A vaticanista cita o Liber Pontificalis, livro que biografava os papas da antiguidade, para lembrar que Melquíades foi o bispo de Roma que proibiu os cristãos de jejuarem aos domingos e às quintas-feiras. "Isso para contrapor à prática do jejum pagão, que ocorria nesses dias", frisa ela.

Além de procurar se contrapor aos pagãos, ele também teve um papel incisivo na perseguição às heresias — com destaque para os donatistas, que defendiam que os pecadores não fossem perdoados; e os maniqueístas, que classificavam a matéria como intrinsecamente má, em oposição ao espírito intrinsecamente bom.

De acordo com Lira, um dos pontos do pontificado de Melquíades foi o início do martirológio, a compilação de relatos acerca dos mártires, "importante referência da hagiologia até hoje". "São pequenos resumos sobre o mártir e, depois, também não-mártires que foram elevados às honras dos altares".

"A aproximação da Igreja Católica com Roma será sempre destacada quando lembramos o pontificado dele mas, pessoalmente, considero seu maior legado o martirológio, incluído entre os livros utilizados nas celebrações litúrgicas e de suma e real importância para a hagiologia", acrescenta Lira.

Gelásio, para quem papa tinha de ser o bispo de Roma

Papa Gelásio em ilustração de domínio público, de autoria desconhecida
Domínio público
Gelásio "é o papa que colocou Roma em destaque, o bispo de Roma em destaque.
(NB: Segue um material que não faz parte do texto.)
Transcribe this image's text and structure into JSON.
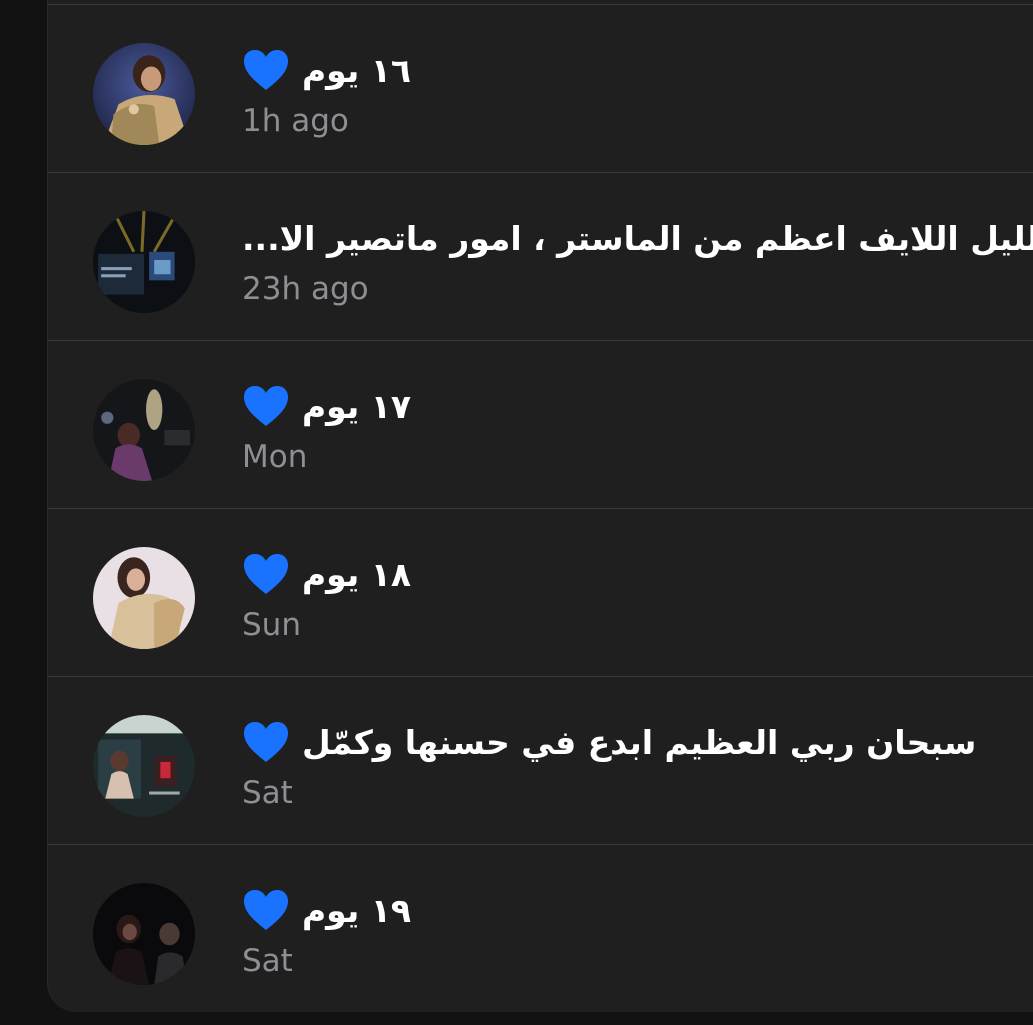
{
  "colors": {
    "panel_bg": "#1f1f20",
    "divider": "#3a3a3c",
    "title_text": "#ffffff",
    "time_text": "#8e8e93",
    "heart": "#1a73ff"
  },
  "items": [
    {
      "title": "١٦ يوم",
      "heart": true,
      "heart_icon": "blue-heart-icon",
      "time": "1h ago"
    },
    {
      "title": "باب الليل اللايف اعظم من الماستر ، امور ماتصير الا...",
      "heart": false,
      "time": "23h ago"
    },
    {
      "title": "١٧ يوم",
      "heart": true,
      "heart_icon": "blue-heart-icon",
      "time": "Mon"
    },
    {
      "title": "١٨ يوم",
      "heart": true,
      "heart_icon": "blue-heart-icon",
      "time": "Sun"
    },
    {
      "title": "سبحان ربي العظيم ابدع في حسنها وكمّل",
      "heart": true,
      "heart_icon": "blue-heart-icon",
      "time": "Sat"
    },
    {
      "title": "١٩ يوم",
      "heart": true,
      "heart_icon": "blue-heart-icon",
      "time": "Sat"
    }
  ]
}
E, depois, sabemos: o bispo de Roma seria considerado papa, figura central do cristianismo", diz historiador

Gelásio provavelmente nasceu na região da Cabília, onde hoje é o norte da Argélia. Quadragésimo-nono papa, viveu entre 410 e 496 e comandou a Igreja nos seus últimos quatro anos de vida — após a queda do Império Romano, portanto.
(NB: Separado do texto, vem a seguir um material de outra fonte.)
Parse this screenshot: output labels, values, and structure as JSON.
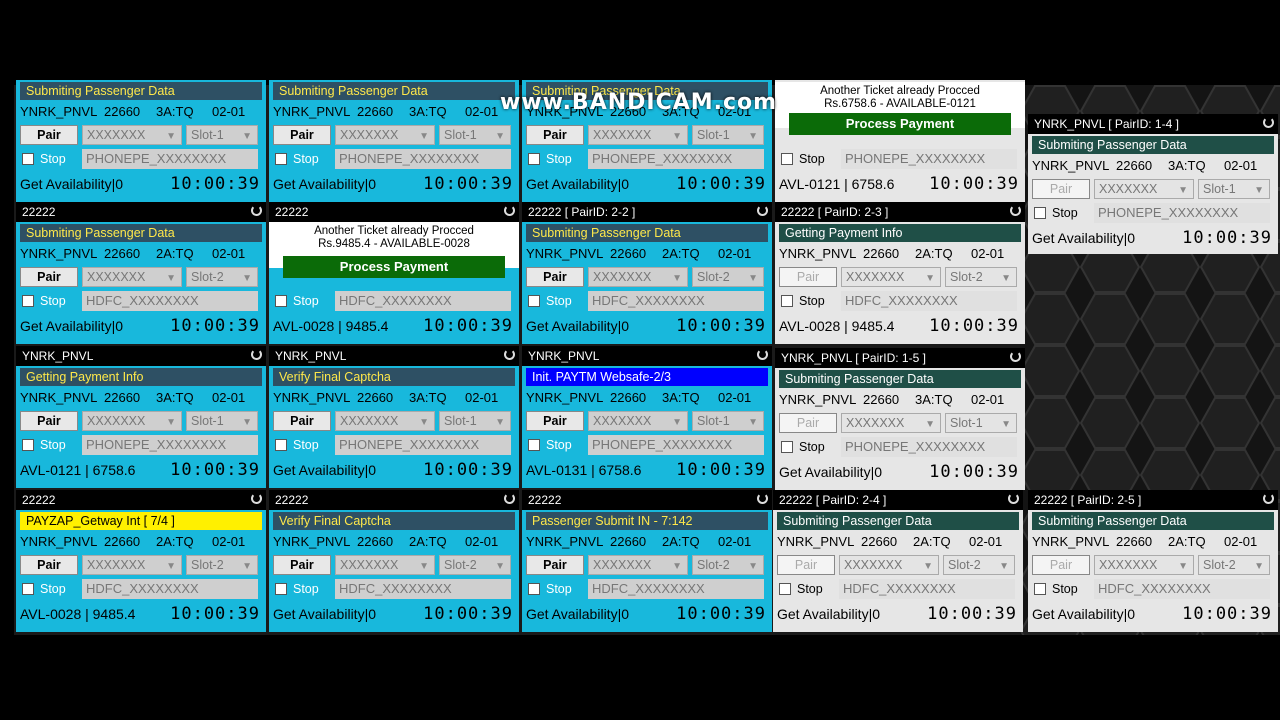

Por tradição, acredita-se que ele tenha sido filho de um ferreiro muito humilde. Também se diz que era alguém de hábitos simples e que andava entre os pobres de Roma. Esse comportamento teria lhe rendido a alcunha de "pai dos pobres", conforme conta o hagiólogo Maerki.
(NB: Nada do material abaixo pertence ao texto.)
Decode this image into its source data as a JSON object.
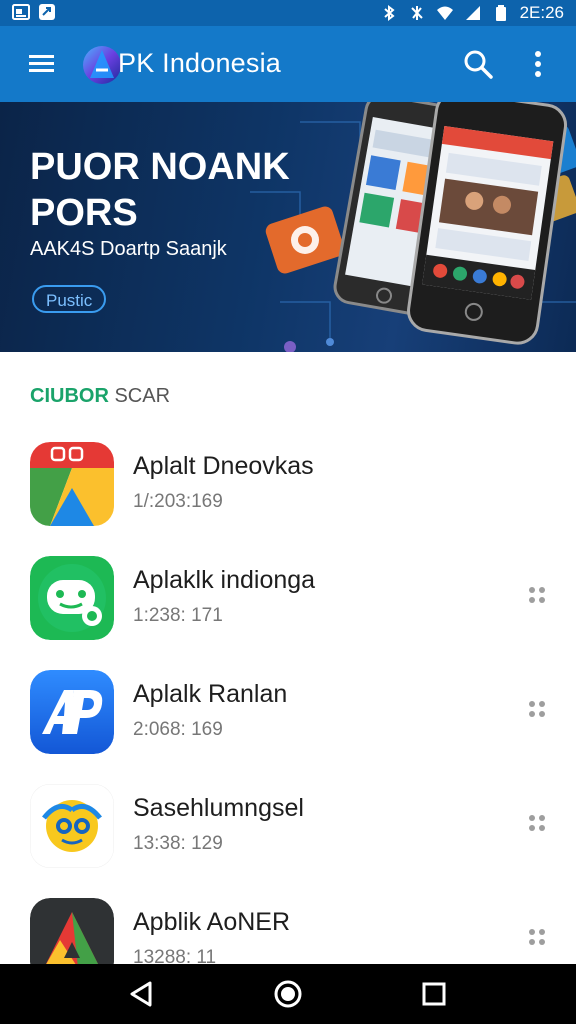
{
  "status_bar": {
    "time": "2E:26",
    "left_icons": [
      "image-icon",
      "sync-icon"
    ],
    "right_icons": [
      "bluetooth-icon",
      "vibrate-icon",
      "wifi-icon",
      "signal-icon",
      "battery-icon"
    ]
  },
  "app_bar": {
    "title": "PK Indonesia",
    "logo_letter": "A",
    "colors": {
      "background": "#1479c9",
      "status": "#0d63ac"
    }
  },
  "banner": {
    "title": "PUOR NOANK\nPORS",
    "subtitle": "AAK4S Doartp Saanjk",
    "chip_label": "Pustic"
  },
  "section": {
    "label_accent": "CIUBOR",
    "label_rest": "SCAR",
    "accent_color": "#1aa36a"
  },
  "apps": [
    {
      "name": "Aplalt Dneovkas",
      "meta": "1/:203:169",
      "icon": "google-style-icon",
      "show_more": false
    },
    {
      "name": "Aplaklk indionga",
      "meta": "1:238: 171",
      "icon": "green-chat-icon",
      "show_more": true
    },
    {
      "name": "Aplalk Ranlan",
      "meta": "2:068: 169",
      "icon": "ap-logo-icon",
      "show_more": true
    },
    {
      "name": "Sasehlumngsel",
      "meta": "13:38: 129",
      "icon": "yellow-face-icon",
      "show_more": true
    },
    {
      "name": "Apblik AoNER",
      "meta": "13288: 11",
      "icon": "triangle-logo-icon",
      "show_more": true
    }
  ],
  "nav_bar": {
    "buttons": [
      "back-icon",
      "home-icon",
      "recents-icon"
    ]
  }
}
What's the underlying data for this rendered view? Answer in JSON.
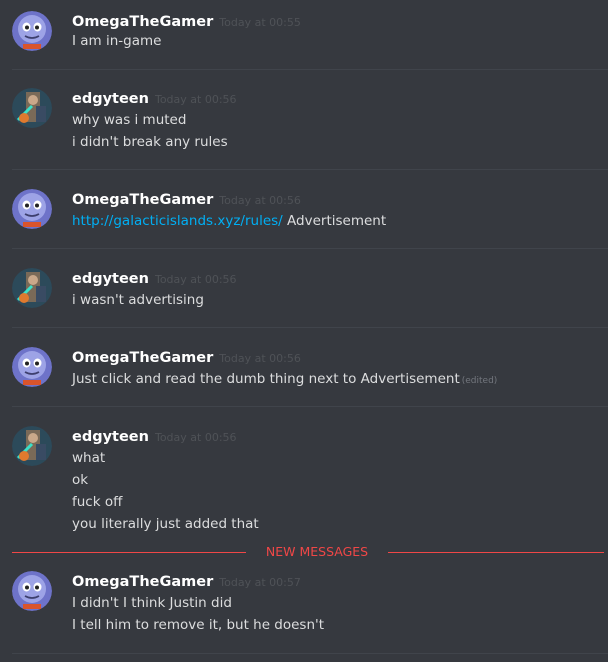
{
  "messages": [
    {
      "author": "OmegaTheGamer",
      "time": "Today at 00:55",
      "lines": [
        "I am in-game"
      ]
    },
    {
      "author": "edgyteen",
      "time": "Today at 00:56",
      "lines": [
        "why was i muted",
        "i didn't break any rules"
      ]
    },
    {
      "author": "OmegaTheGamer",
      "time": "Today at 00:56",
      "link": "http://galacticislands.xyz/rules/",
      "link_suffix": " Advertisement"
    },
    {
      "author": "edgyteen",
      "time": "Today at 00:56",
      "lines": [
        "i wasn't advertising"
      ]
    },
    {
      "author": "OmegaTheGamer",
      "time": "Today at 00:56",
      "lines": [
        "Just click and read the dumb thing next to Advertisement"
      ],
      "edited": "(edited)"
    },
    {
      "author": "edgyteen",
      "time": "Today at 00:56",
      "lines": [
        "what",
        "ok",
        "fuck off",
        "you literally just added that"
      ]
    },
    {
      "author": "OmegaTheGamer",
      "time": "Today at 00:57",
      "lines": [
        "I didn't I think Justin did",
        "I tell him to remove it, but he doesn't"
      ]
    }
  ],
  "new_messages_label": "NEW MESSAGES",
  "colors": {
    "background": "#36393f",
    "link": "#00aff4",
    "new_messages": "#f04747"
  }
}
Ele tem um papel fundamental no próprio entendimento contemporâneo de que o bispo de Roma está, hierarquicamente, acima de outros bispos.

"Gelásio foi um dos que mais escreveram nesta época. Foi um prolífico escritor, autor de numerosas cartas. E um dos pontos fortes que aparecem nesses documentos é sua visão de que Roma, a diocese a cargo do bispo de Roma, teria primazia sobre as outras", explica Maerki. "Assim, ele é o papa que colocou Roma em destaque, o bispo de Roma em destaque. E, depois, sabemos: o bispo de Roma seria considerado papa, figura central do cristianismo."

Também foi quem lançou a ideia da infalibilidade papal, também dizendo que o poder espiritual estava acima do temporal. "Portanto, os papas e os bispos não poderiam ser julgados por imperadores", explica o pesquisador.

Segundo Maerki, foi também no pontificado de Gelásio que ficou estabelecido o cânone das escrituras, ou seja, quais livros — hoje constantes na Bíblia — poderiam ser considerados oficiais do cristianismo e quais mereceriam ser chamados de apócrifos. "Ele é considerado quem de fato fez essa distinção", afirma.

Por fim, em mais um passo de apropriação histórica de tradições não-cristãs, Gelásio acabou com o antigo festival romano consagrado à fertilidade e purificação, a Lupercália, que se realizava em fevereiro. "Em seu lugar, instituiu outro similar porém adaptado aos costumes cristãos, celebrando a pureza e a fertilidade da Virgem Maria: a Festa da Purificação de Nossa Senhora.

"No início do cristianismo isso foi muito comum: certos ritos, festas, tradições pagãs foram substituídas por festividades cristãs, adaptadas e ressignificadas pela tradição cristã, pelos costumes cristãos", contextualiza Maerki.